Lamb entered the computation room and chatted with Ayres, who was on his first spaceflight, about how people on Earth tended to be atheistic or agnostic, but ended up converting to a religion on their first trip into space. Lamb then entered the galley and consumed a bowl of soup served by the Slop, inventor of the gravity soup bowl and gravity spoon. The Slop and Lamb also chatted, with the Slop mentioning that he joined the mission because his parents were killed by Martians three years earlier, and Lamb stating that he joined because he met a Martian girl on Mars five years prior, before being recalled due to the war.

After Larion left Belloc alone in the engine room to retrieve the bombs, an oil line burst, sending an oil pipe into Belloc's face and killing him. Lamb, Larion, and some other crewmembers rushed to the engine room. Upon seeing Belloc dead, Larion assumed that one of the crew had figured out their plans and killed Belloc. Larion rushed from the scene, only to apparently kill himself in an accident with an airlock.

Once the ship arrived at the base, it fought in the war for months. It then returned to Earth for new crewmembers before heading back to the front. Eventually, the war ended, and the ship was repurposed. After five years transporting cargo, it crashed on a planetoid. The crew was killed, leaving the ship stranded. Months later, Lamb, who became a patrol inspector, found the ship. He talked about trouble brewing on Venus, and how he wanted to captain the ship again and fight the Venerians. After Lamb flew off to fetch a repair crew, the ship waited for Lamb's return, excitedly.

== Background ==

Before the publication of "I, Rocket", U.S. writer Ray Bradbury sold newspapers from a Los Angeles street corner during the day while trying to establish his reputation as a writer by composing short stories and poems in a library at night. Although he had already written over a hundred stories for various magazines before "I, Rocket" was published, his writing went virtually unnoticed by literary critics.

"I, Rocket" is the first submission of his to the science fiction magazine Amazing Stories that was accepted.

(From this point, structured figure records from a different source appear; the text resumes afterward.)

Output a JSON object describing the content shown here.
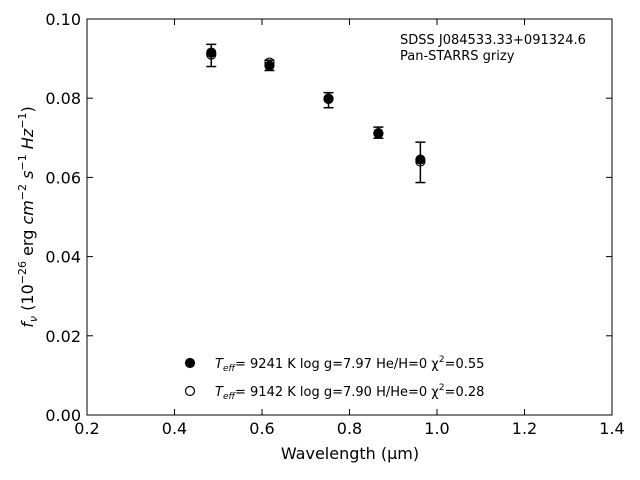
{
  "chart_data": {
    "type": "scatter",
    "annotation": {
      "line1": "SDSS J084533.33+091324.6",
      "line2": "Pan-STARRS grizy"
    },
    "xlabel": "Wavelength (μm)",
    "ylabel": "f_ν (10^-26 erg cm^-2 s^-1 Hz^-1)",
    "xlim": [
      0.2,
      1.4
    ],
    "ylim": [
      0.0,
      0.1
    ],
    "xticks": [
      "0.2",
      "0.4",
      "0.6",
      "0.8",
      "1.0",
      "1.2",
      "1.4"
    ],
    "yticks": [
      "0.00",
      "0.02",
      "0.04",
      "0.06",
      "0.08",
      "0.10"
    ],
    "grid": false,
    "legend_position": "lower-center",
    "observed": {
      "x": [
        0.484,
        0.617,
        0.752,
        0.866,
        0.962
      ],
      "y": [
        0.0908,
        0.0883,
        0.0795,
        0.0713,
        0.0638
      ],
      "yerr": [
        0.0028,
        0.0013,
        0.0019,
        0.0014,
        0.0051
      ]
    },
    "series": [
      {
        "name": "Teff= 9241 K log g=7.97 He/H=0 χ²=0.55",
        "marker": "filled-circle",
        "x": [
          0.484,
          0.617,
          0.752,
          0.866,
          0.962
        ],
        "y": [
          0.0915,
          0.0882,
          0.0798,
          0.0711,
          0.0645
        ]
      },
      {
        "name": "Teff= 9142 K log g=7.90 H/He=0 χ²=0.28",
        "marker": "open-circle",
        "x": [
          0.484,
          0.617,
          0.752,
          0.866,
          0.962
        ],
        "y": [
          0.091,
          0.089,
          0.0799,
          0.0712,
          0.064
        ]
      }
    ],
    "legend": [
      {
        "marker": "filled-circle",
        "teff_label": "T",
        "teff_sub": "eff",
        "text": "=  9241 K  log g=7.97  He/H=0  χ",
        "chi_sup": "2",
        "chi_val": "=0.55"
      },
      {
        "marker": "open-circle",
        "teff_label": "T",
        "teff_sub": "eff",
        "text": "=  9142 K  log g=7.90  H/He=0  χ",
        "chi_sup": "2",
        "chi_val": "=0.28"
      }
    ],
    "colors": {
      "marker": "#000000",
      "axes": "#000000",
      "background": "#ffffff"
    }
  }
}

It is also the longest science fiction story that Bradbury had written at the time.

== Analysis ==

In Amazing Stories, science fiction writer Jean Marie Stine stated that "I, Rocket" is the first story where "the viewpoint character and first-person narrator is a fully conscious, intelligent and aware spaceship". She speculated that the idea to write from a rocket ship's perspective may have ultimately come from Amazing Stories editor Raymond A. Palmer, stating that Palmer may have suggested the idea to Bradbury directly, or Bradbury may have been inspired by Eando Binder's short story "I, Robot", which was written from the perspective of a robot, and had been published in the January 1939 issue of Amazing Stories.

Stine noted that "I, Rocket" followed the pattern of many other stories by Bradbury: an otherworldly setting for a story that was focused on neither the mechanical nor the scientific, but rather on the human or humanlike attributes of the story's characters.

== Reception ==

"I, Rocket" is Bradbury's first story to be featured on the cover of a magazine. Stine considers this story to be the one that made Bradbury famous and established his reputation as a writer of science fiction.

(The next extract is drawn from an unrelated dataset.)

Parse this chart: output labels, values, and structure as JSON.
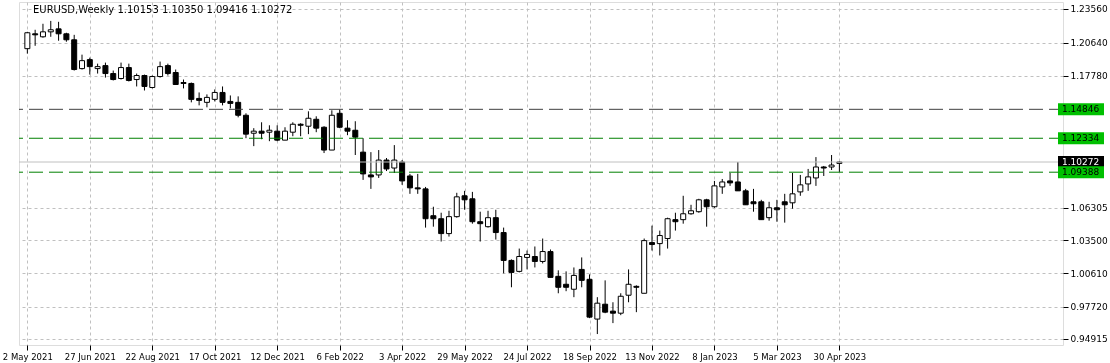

The story won the 1945 Retro Hugo Award for Best Short Story in 2020.

== Publication history ==

"I, Rocket" was first published in the May 1944 issue of Amazing Stories. It was made freely available on the web site of Amazing Stories in 2014.

In 1953, a seven-page comic adaptation, illustrated by Al Williamson and Frank Frazetta, was published by EC Comics in Weird Fantasy #20. (Note: Comic Book Resources also credits Roy Krenkel as an illustrator.) The original artwork was put up for auction in 2019 and was expected to sell for between 60,000 and 80,000 USD. EC Comics also published comic adaptations of 24 other Bradbury stories during the early 1950s, all of which were collected and republished in Home to Stay!: The Complete Ray Bradbury EC Stories in 2022.